Es muy importante hacernos conscientes de que nuestras caídas no nos definen, sino los mejores momentos que hemos vivido, cuando Dios ha estado presente en nuestras vidas. Dios nos mira con amor y ve lo mejor de nosotros. ¿A qué se debe entonces que nosotros no veamos así lo que Dios mira en cada uno?
Las personas que sufren del “síndrome del impostor”, término acuñado en 1978 por dos psicólogas clínicas, Pauline Clance y Suzanne Imes, sienten que no merecen el éxito. Ellas atribuyen cualquier logro, no a su esfuerzo y capacidad, sino a la suerte, al momento oportuno, o a engañar a otros para que piensen que son mejores de lo que realmente son. Sienten que lo están inventando sobre la marcha, a diferencia de todos los demás, que realmente saben lo que hacen. Tienen la sensación de fingir por fuera, mientras están prisioneras por dentro de un sentimiento de falta de valor.
Pero ese pensamiento es incorrecto. La verdad es que, cuando podemos mantener la calma y ser pacientes con quienes amamos, cuando tenemos la disciplina de hacer lo correcto, a pesar de la tentación de seguir nuestros impulsos, eso es quienes realmente somos. De hecho, eso es lo más profundo de quien quiere seguir a Jesucristo nuestro Señor.
Lo que nos define no son nuestros peores momentos, pensamientos, acciones o actitudes. Dios ve lo mejor de nosotros, retiene nuestros mejores momentos, nuestros destellos de grandeza, donde la gracia ha actuado y nuestra voluntad ha buscado el bien.
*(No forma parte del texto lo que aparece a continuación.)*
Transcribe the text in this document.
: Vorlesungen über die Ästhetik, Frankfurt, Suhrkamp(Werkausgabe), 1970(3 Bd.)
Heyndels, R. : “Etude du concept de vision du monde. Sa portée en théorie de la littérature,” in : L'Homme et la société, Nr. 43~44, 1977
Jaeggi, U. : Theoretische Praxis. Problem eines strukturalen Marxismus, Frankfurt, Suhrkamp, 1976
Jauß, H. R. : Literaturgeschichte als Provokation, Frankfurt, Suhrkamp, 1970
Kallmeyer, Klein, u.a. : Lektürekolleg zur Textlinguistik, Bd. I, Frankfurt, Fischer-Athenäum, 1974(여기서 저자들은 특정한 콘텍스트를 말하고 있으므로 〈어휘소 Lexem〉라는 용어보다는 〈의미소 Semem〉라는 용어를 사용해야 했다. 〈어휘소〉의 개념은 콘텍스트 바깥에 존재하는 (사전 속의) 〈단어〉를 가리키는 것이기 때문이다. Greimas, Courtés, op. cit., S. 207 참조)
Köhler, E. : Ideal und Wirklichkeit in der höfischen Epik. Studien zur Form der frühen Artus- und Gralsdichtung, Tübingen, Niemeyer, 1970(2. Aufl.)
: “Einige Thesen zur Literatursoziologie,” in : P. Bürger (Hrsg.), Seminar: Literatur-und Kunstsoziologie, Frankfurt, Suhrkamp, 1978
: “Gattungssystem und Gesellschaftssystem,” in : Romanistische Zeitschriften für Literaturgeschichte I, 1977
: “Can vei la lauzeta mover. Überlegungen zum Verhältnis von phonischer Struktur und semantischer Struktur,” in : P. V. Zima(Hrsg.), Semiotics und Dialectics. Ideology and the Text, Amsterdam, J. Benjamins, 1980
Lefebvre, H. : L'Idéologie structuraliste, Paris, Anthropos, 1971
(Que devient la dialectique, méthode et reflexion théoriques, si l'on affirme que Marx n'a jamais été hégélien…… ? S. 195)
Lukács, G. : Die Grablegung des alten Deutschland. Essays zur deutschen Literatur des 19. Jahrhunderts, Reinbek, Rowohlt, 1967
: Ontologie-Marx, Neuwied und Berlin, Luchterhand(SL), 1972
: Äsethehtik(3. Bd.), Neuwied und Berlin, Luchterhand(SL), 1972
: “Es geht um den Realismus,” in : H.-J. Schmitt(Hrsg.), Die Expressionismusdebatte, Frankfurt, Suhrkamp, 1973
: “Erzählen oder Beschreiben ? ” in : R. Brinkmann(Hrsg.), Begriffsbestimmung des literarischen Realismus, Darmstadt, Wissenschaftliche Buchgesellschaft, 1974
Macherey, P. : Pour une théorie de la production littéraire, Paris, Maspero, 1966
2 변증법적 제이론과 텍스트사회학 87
El Evangelio nos invita a recordar que somos hijos amados de Dios y que estamos llamados a vivir con Él en la eternidad. Podremos sentirnos impostores; a veces, podemos sentirnos inútiles o invisibles, podemos mirar atrás y ver errores y sentir arrepentimiento, pero, desde la perspectiva de Dios, no hay olvido: cada uno es único y está aquí por una razón específica. Dios ve todos nuestros mejores momentos, que constituyen quiénes somos realmente.
Esos momentos brillantes son nuestro verdadero yo. Somos definidos por nuestras fortalezas, no por nuestras debilidades. Somos nuestros mejores momentos, no los peores. Si bien debemos asumir la responsabilidad de nuestros fracasos, merecemos el éxito y los logros que hemos alcanzado, tanto por nuestro esfuerzo como por la ayuda de Dios.